The Greatest Baseball Team in Philadelphia History

Back to 1929 with a man who had great game-day seats at (near) Shibe Park.

The Phillies’ magnificent five-year run has come to a close, and they’ll be on the golf course come playoff time. Some think this is the greatest Phillies team of all time, but they are not the greatest Philadelphia baseball team of all time. Not even close. That would be the 1929 Philadelphia A’s, who crushed Babe Ruth, Lou Gehrig and the rest of the Yankees by 18 games, and steamrolled into the World Series against the Chicago Cubs. They were starting a string of three straight World Series appearances, and they’d win two of them, and lose a third in a Game 7. (Side note: I will actually be covering the 1929 World Series as if it were live next week on my blog, phillysportshistory.com).

Jack Rooney remembers that 1929 team quite well. His family lived right behind the right-field fence at Shibe Park. When the A’s got good, his family decided to make a little extra money by letting people use their roof and their front rooms to watch the games. And when the team got real good, Jack’s dad built bleachers on the roof. A few months ago, he self-published a book about the experience, called Bleachers in the Bedroom. I spoke with Jack about the book, about the bleachers, the Babe, and about the greatest baseball team in Philadelphia history.

You just recently wrote the book, correct?
Yes, I had written an article for Philadelphia magazine in 1984 called “Bleachers in the Bedroom,” which was about what it was like growing up across the street from Shibe Park. Having fans on our roof, in our bedrooms. Selling peanuts and lemonade, parking cars. … Though a good deal of it is about baseball.

So tell me about the 1929 team.
Well we might want to go back to the 1927 team. Of course ’27 was when you had that great Yankees team when Ruth hit the 60 home runs. Then in ’28, the A’s battled them, and in September they were tied with them, but the Yankees pulled ahead and won in ’28. So in ’29, there was a lot of anticipation before the season started.

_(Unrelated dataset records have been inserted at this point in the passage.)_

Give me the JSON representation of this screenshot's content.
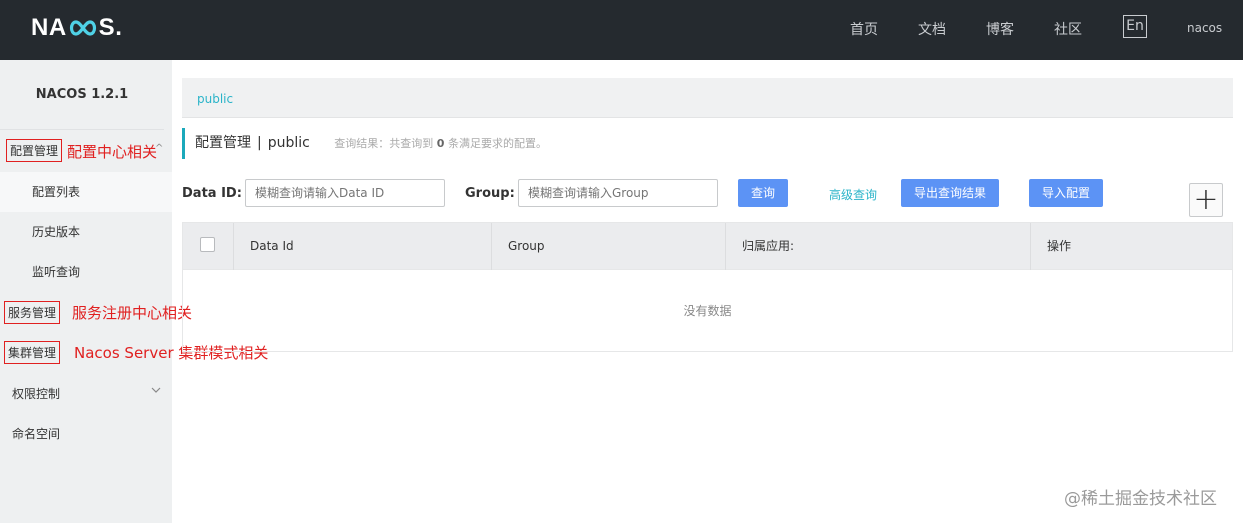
{
  "header": {
    "logo_text_left": "NA",
    "logo_text_right": "S",
    "nav": [
      "首页",
      "文档",
      "博客",
      "社区"
    ],
    "lang_button": "En",
    "user": "nacos"
  },
  "sidebar": {
    "version": "NACOS 1.2.1",
    "items": {
      "config_mgmt": "配置管理",
      "config_list": "配置列表",
      "history": "历史版本",
      "listener": "监听查询",
      "service_mgmt": "服务管理",
      "cluster_mgmt": "集群管理",
      "permission": "权限控制",
      "namespace": "命名空间"
    }
  },
  "annotations": {
    "config": "配置中心相关",
    "service": "服务注册中心相关",
    "cluster": "Nacos Server 集群模式相关"
  },
  "breadcrumb": "public",
  "title": {
    "label": "配置管理",
    "separator": "|",
    "namespace": "public",
    "summary_prefix": "查询结果：共查询到",
    "summary_count": "0",
    "summary_suffix": "条满足要求的配置。"
  },
  "search": {
    "data_id_label": "Data ID:",
    "data_id_placeholder": "模糊查询请输入Data ID",
    "group_label": "Group:",
    "group_placeholder": "模糊查询请输入Group",
    "query_button": "查询",
    "advanced_link": "高级查询",
    "export_button": "导出查询结果",
    "import_button": "导入配置",
    "add_button": "+"
  },
  "table": {
    "columns": [
      "Data Id",
      "Group",
      "归属应用:",
      "操作"
    ],
    "empty_text": "没有数据"
  },
  "watermark": "@稀土掘金技术社区",
  "colors": {
    "topbar": "#252a2f",
    "primary_button": "#5c93f5",
    "link": "#2bb4c9",
    "annotation": "#e02020"
  }
}
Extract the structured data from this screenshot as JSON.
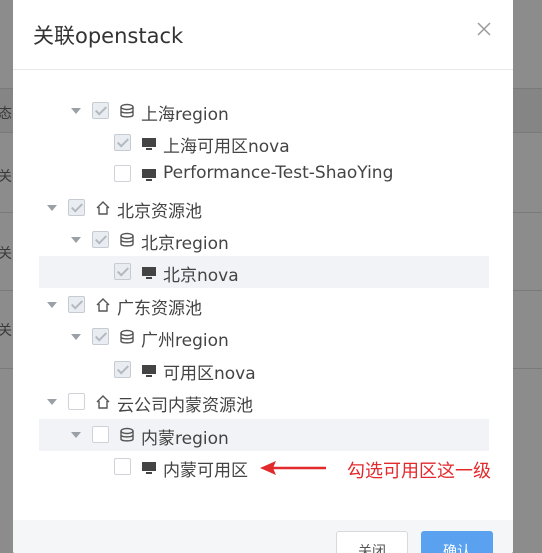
{
  "modal": {
    "title": "关联openstack",
    "close_icon": "close-icon"
  },
  "background": {
    "row_labels": [
      "态",
      "关",
      "关",
      "关"
    ]
  },
  "tree": {
    "nodes": [
      {
        "label": "上海region",
        "icon": "database-icon",
        "checked": true
      },
      {
        "label": "上海可用区nova",
        "icon": "monitor-icon",
        "checked": true
      },
      {
        "label": "Performance-Test-ShaoYing",
        "icon": "monitor-icon",
        "checked": false
      },
      {
        "label": "北京资源池",
        "icon": "home-icon",
        "checked": true
      },
      {
        "label": "北京region",
        "icon": "database-icon",
        "checked": true
      },
      {
        "label": "北京nova",
        "icon": "monitor-icon",
        "checked": true
      },
      {
        "label": "广东资源池",
        "icon": "home-icon",
        "checked": true
      },
      {
        "label": "广州region",
        "icon": "database-icon",
        "checked": true
      },
      {
        "label": "可用区nova",
        "icon": "monitor-icon",
        "checked": true
      },
      {
        "label": "云公司内蒙资源池",
        "icon": "home-icon",
        "checked": false
      },
      {
        "label": "内蒙region",
        "icon": "database-icon",
        "checked": false
      },
      {
        "label": "内蒙可用区",
        "icon": "monitor-icon",
        "checked": false
      }
    ]
  },
  "annotation": {
    "text": "勾选可用区这一级",
    "color": "#e2292c"
  },
  "footer": {
    "close_label": "关闭",
    "confirm_label": "确认"
  },
  "colors": {
    "primary": "#5aa2ef",
    "highlight_row": "#f1f3f7"
  }
}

So there was already a rivalry between the Yankees and the A’s?
Oh yeah. There was a big rivalry there. In games when the A’s were playing the Yankees, especially on a Saturday, say for a doubleheader, that would draw, and the battle was heated.

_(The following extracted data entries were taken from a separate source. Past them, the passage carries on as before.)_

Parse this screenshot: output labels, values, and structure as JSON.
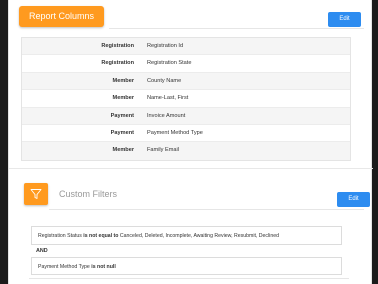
{
  "report_columns": {
    "title": "Report Columns",
    "edit_label": "Edit",
    "rows": [
      {
        "key": "Registration",
        "value": "Registration Id"
      },
      {
        "key": "Registration",
        "value": "Registration State"
      },
      {
        "key": "Member",
        "value": "County Name"
      },
      {
        "key": "Member",
        "value": "Name-Last, First"
      },
      {
        "key": "Payment",
        "value": "Invoice Amount"
      },
      {
        "key": "Payment",
        "value": "Payment Method Type"
      },
      {
        "key": "Member",
        "value": "Family Email"
      }
    ]
  },
  "custom_filters": {
    "title": "Custom Filters",
    "edit_label": "Edit",
    "icon": "filter-icon",
    "filter1": {
      "field": "Registration Status",
      "operator": "is not equal to",
      "values": "Canceled, Deleted, Incomplete, Awaiting Review, Resubmit, Declined"
    },
    "joiner": "AND",
    "filter2": {
      "field": "Payment Method Type",
      "operator": "is not null"
    }
  },
  "colors": {
    "accent_orange": "#ff9a1f",
    "button_blue": "#2d8cf0"
  }
}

So where exactly did you live?
I lived on 2739 20th street. Behind the right field fence. And they had a low right field fence, about 12 feet high, so you had a great view from there. I was interviewed at Citizens Bank Park a few years ago, and I sat in a section there they called rooftop bleachers, and it’s supposed to duplicate the view we had from our rooftop bleachers on 20th Street. So the reporter asked me, “Is it the same?” And of course I could look out and sort of visualize what it was like back then, and I said, “We were a lot closer.”

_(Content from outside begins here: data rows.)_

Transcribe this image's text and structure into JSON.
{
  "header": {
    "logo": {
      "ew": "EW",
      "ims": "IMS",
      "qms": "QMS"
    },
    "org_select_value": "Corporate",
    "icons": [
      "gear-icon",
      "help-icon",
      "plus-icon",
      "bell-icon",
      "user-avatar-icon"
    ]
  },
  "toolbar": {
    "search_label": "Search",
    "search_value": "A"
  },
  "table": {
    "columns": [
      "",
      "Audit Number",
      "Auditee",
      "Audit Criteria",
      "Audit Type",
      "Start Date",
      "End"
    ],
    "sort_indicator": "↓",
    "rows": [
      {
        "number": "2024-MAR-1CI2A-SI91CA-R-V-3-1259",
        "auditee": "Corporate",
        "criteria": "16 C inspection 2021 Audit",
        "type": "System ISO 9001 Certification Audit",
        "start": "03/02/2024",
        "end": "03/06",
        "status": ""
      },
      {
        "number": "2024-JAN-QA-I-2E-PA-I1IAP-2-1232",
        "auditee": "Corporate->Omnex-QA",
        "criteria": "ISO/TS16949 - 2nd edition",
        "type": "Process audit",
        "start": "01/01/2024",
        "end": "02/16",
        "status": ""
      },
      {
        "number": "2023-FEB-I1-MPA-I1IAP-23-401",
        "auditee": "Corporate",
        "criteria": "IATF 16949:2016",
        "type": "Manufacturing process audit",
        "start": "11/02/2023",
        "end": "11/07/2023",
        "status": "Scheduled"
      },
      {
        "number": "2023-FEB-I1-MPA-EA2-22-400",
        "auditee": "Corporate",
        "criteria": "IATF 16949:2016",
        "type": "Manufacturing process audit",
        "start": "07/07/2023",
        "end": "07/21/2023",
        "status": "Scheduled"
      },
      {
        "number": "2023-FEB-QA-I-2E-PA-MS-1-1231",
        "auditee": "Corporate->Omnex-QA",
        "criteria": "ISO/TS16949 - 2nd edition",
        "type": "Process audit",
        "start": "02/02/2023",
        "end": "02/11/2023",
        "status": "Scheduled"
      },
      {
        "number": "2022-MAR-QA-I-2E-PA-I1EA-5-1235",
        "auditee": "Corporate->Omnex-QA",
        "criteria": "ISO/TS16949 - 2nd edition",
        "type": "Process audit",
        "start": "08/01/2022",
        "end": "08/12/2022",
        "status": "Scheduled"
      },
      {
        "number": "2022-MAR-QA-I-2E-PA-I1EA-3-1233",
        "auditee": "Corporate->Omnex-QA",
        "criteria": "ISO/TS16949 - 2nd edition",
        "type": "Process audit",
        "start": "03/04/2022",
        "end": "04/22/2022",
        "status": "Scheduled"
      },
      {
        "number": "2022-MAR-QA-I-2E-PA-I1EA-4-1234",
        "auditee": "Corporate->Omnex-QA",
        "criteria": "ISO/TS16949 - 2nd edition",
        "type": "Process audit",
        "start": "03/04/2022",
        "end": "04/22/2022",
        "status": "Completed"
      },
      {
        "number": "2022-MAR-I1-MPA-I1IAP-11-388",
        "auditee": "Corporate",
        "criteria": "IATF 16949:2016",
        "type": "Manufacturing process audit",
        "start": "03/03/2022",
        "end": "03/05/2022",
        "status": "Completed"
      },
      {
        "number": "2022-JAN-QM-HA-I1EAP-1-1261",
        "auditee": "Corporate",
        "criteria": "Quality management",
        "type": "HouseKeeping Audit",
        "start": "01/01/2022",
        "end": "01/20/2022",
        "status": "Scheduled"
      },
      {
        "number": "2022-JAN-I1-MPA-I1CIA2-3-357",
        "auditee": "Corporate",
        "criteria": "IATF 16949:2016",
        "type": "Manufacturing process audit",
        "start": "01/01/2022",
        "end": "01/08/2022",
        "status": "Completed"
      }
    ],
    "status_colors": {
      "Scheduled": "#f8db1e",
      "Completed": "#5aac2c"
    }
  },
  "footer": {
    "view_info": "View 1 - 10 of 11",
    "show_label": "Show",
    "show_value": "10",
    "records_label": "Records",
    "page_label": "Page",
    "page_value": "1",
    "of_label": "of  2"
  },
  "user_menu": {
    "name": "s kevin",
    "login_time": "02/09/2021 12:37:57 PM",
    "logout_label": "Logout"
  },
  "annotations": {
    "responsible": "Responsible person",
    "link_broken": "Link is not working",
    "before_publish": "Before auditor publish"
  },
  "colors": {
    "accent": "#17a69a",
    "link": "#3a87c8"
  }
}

Some of the A’s players lived right in your neighborhood right?
The one we really had a relationship with was Al Simmons. He was probably the biggest star on the team. He rented a room from a family that was three doors away from us on 20th Street. We saw him often. My kid brother had the job of waking him up sometimes, because Mrs. Conwell didn’t want to go into his bedroom, so she’d say, “Hey Jerry, would you go in and wake up Al?” And he’d go in, wake him and talk to him. My brother would say, “Come on all, you’ve got to get up, you’ve got to get your batting practice.”

I’ve always thought that Al Simmons isn’t really appreciated enough in Philadelphia. Do you think that?
You know how Philadelphia fans have a tradition of booing some of their stars. Well, Simmons was no exception. They got on him. He had an unorthodox batting stance. Foot in the bucket type stance, and so they’d yell, “Al get your foot out of the bucket!”

What did your parents charge for the rooftop seats?
They charged 50 cents during the season. Fifty cents was the price of the cheapest seats in the bleachers. For the World Series of course we charged a little bit more. I don’t know what it was, maybe $5, maybe more. The management at Shibe wouldn’t let the newsreel photographers come into the park to take videos. We allowed three of the photographers up on our roof during games. And my father charged them $20 a game. It was kind of a coup.

The Phillies were terrible back then. Did you know any Phillies fans or was most of the city in love with the A’s?
Some of my friends used to tell me that the city used to divide among A’s fans and Phillies fans, and kids who were A’s fans would get in fights and arguments with Phillies fans, but in our neighborhood, they were all A’s fans. But my grandfather was a Phillies fan and that used to annoy my father.

Was there ever a home run hit over your bleachers?
There was one that Babe Ruth hit that is often claimed to be the longest home run ever hit. It went over the roofs on 20th Street, the roofs on Opal Street, and broke a second-story window.